U.S. dollar stability is a key factor in that outlook. Strength in the greenback puts pressure on emerging market nations, which may be forced into a competitive devaluation of their currencies to remain competitive, while finding it harder to pay down dollar-denominated debt.

Now, "the 'lower-for-longer' rate outlook reduces the risk of a sharply rising U.S. dollar, expands the scope for EM rate cuts (25 so far this year), and makes high-yielding EM assets relatively attractive," BlackRock analysts said in a note Monday.

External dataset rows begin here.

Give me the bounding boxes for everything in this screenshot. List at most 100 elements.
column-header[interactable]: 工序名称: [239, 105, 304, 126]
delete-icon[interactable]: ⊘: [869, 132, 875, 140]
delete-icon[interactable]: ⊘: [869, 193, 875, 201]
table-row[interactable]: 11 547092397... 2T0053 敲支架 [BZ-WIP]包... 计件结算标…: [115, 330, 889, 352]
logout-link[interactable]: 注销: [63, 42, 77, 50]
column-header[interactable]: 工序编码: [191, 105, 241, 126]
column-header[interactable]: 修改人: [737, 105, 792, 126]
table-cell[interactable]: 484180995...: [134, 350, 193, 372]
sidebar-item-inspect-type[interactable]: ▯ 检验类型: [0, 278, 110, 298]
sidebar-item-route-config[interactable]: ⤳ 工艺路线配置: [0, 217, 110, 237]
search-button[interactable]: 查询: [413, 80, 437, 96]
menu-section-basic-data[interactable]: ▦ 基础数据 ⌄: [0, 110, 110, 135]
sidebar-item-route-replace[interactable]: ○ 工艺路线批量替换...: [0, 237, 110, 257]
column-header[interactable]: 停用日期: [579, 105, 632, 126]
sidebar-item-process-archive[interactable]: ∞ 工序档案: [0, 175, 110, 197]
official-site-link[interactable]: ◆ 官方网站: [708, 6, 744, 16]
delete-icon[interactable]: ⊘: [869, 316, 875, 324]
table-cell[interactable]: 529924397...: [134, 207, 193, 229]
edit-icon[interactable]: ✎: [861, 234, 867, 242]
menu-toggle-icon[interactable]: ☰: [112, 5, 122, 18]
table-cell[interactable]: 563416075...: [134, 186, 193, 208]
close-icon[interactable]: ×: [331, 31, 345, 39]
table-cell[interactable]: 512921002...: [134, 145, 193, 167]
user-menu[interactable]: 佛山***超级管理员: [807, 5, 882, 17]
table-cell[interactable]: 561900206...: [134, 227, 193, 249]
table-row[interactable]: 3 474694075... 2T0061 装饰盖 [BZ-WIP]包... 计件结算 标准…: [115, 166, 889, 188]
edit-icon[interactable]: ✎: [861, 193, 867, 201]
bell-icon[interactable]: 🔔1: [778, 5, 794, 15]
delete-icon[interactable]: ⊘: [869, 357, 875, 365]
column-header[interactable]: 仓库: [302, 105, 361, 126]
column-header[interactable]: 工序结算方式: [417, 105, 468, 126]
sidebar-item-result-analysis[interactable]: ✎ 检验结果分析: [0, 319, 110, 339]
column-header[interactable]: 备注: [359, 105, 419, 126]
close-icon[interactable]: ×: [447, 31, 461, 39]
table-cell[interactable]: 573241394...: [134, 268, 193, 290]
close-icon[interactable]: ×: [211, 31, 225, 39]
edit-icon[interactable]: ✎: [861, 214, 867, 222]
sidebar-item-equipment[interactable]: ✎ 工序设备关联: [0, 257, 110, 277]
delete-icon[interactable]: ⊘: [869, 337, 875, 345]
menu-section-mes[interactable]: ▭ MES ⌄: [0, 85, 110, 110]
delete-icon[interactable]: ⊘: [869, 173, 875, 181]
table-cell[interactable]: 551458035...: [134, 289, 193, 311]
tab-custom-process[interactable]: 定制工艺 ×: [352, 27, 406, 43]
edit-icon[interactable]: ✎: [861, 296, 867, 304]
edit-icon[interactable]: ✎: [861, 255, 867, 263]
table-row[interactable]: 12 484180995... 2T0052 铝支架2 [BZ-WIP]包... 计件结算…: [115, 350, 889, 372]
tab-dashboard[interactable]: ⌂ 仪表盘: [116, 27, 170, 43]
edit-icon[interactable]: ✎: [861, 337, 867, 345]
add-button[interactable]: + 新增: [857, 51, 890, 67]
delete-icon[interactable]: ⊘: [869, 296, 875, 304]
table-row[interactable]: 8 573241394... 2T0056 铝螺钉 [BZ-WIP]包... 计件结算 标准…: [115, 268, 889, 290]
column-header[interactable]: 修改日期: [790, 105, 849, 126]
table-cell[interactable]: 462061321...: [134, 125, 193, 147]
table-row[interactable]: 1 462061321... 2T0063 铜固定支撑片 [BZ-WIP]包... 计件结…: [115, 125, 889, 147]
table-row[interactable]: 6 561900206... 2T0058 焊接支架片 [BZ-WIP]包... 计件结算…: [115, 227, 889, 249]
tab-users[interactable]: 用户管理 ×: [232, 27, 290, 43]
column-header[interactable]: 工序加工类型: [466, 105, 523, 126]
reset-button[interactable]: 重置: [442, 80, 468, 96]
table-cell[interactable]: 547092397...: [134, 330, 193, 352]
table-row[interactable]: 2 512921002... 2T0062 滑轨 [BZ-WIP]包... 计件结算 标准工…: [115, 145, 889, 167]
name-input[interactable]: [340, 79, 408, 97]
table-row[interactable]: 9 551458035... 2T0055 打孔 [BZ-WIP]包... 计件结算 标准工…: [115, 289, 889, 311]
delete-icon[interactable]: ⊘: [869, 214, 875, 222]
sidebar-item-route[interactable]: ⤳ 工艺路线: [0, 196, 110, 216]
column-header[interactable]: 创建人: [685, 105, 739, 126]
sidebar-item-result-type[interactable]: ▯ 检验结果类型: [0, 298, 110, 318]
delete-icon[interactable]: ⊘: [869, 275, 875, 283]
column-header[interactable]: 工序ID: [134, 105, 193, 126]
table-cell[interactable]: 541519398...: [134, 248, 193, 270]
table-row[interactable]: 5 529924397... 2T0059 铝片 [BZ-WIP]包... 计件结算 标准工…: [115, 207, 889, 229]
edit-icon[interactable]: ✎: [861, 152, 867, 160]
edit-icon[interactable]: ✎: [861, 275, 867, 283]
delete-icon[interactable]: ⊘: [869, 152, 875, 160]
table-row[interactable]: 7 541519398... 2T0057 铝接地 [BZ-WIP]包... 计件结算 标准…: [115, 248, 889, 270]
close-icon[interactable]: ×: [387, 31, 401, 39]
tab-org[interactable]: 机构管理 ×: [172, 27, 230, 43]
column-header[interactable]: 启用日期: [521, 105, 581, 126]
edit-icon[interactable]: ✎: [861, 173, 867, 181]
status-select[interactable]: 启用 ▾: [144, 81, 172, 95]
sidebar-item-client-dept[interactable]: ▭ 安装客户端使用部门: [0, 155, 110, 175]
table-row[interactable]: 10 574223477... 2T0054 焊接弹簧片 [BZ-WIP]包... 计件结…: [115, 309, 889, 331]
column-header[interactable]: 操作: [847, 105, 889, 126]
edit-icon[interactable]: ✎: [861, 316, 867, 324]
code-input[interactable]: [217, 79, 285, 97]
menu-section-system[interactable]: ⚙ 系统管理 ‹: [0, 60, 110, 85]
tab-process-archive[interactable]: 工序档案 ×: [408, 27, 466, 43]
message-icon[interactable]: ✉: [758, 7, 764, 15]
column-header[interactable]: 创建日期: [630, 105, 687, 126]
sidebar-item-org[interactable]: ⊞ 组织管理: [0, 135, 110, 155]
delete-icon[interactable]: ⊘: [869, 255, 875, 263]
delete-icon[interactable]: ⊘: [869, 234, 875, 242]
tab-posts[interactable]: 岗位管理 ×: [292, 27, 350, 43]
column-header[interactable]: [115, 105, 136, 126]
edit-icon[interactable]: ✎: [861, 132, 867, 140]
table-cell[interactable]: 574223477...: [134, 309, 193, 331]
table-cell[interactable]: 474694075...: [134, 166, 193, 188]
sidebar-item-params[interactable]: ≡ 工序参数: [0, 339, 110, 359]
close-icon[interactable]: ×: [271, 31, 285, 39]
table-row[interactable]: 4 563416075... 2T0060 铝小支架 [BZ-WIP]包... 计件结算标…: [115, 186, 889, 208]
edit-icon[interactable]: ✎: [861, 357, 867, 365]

Meanwhile, investors searching for returns in a low-growth world increasingly favor emerging markets. The iShares MSCI Emerging Markets ETF (EEM) is up more than 15 percent year to date, versus about 6.8 percent gains in the .

In April, Bank of America Merrill Lynch reversed its five-year negative view on emerging markets to become "structurally bullish" on the asset class.

BlackRock was neutral on EM equities back then.

Since the 2013 taper tantrum, about $150 billion has flowed out of EM equity exchange-traded and mutual funds, according to EPFR Global data cited by BlackRock. Investors are now dipping back in — slowly — with $26 billion in inflows since February, the data showed.

"There is a lot of space for inflows to move to EM," Rodriguez said.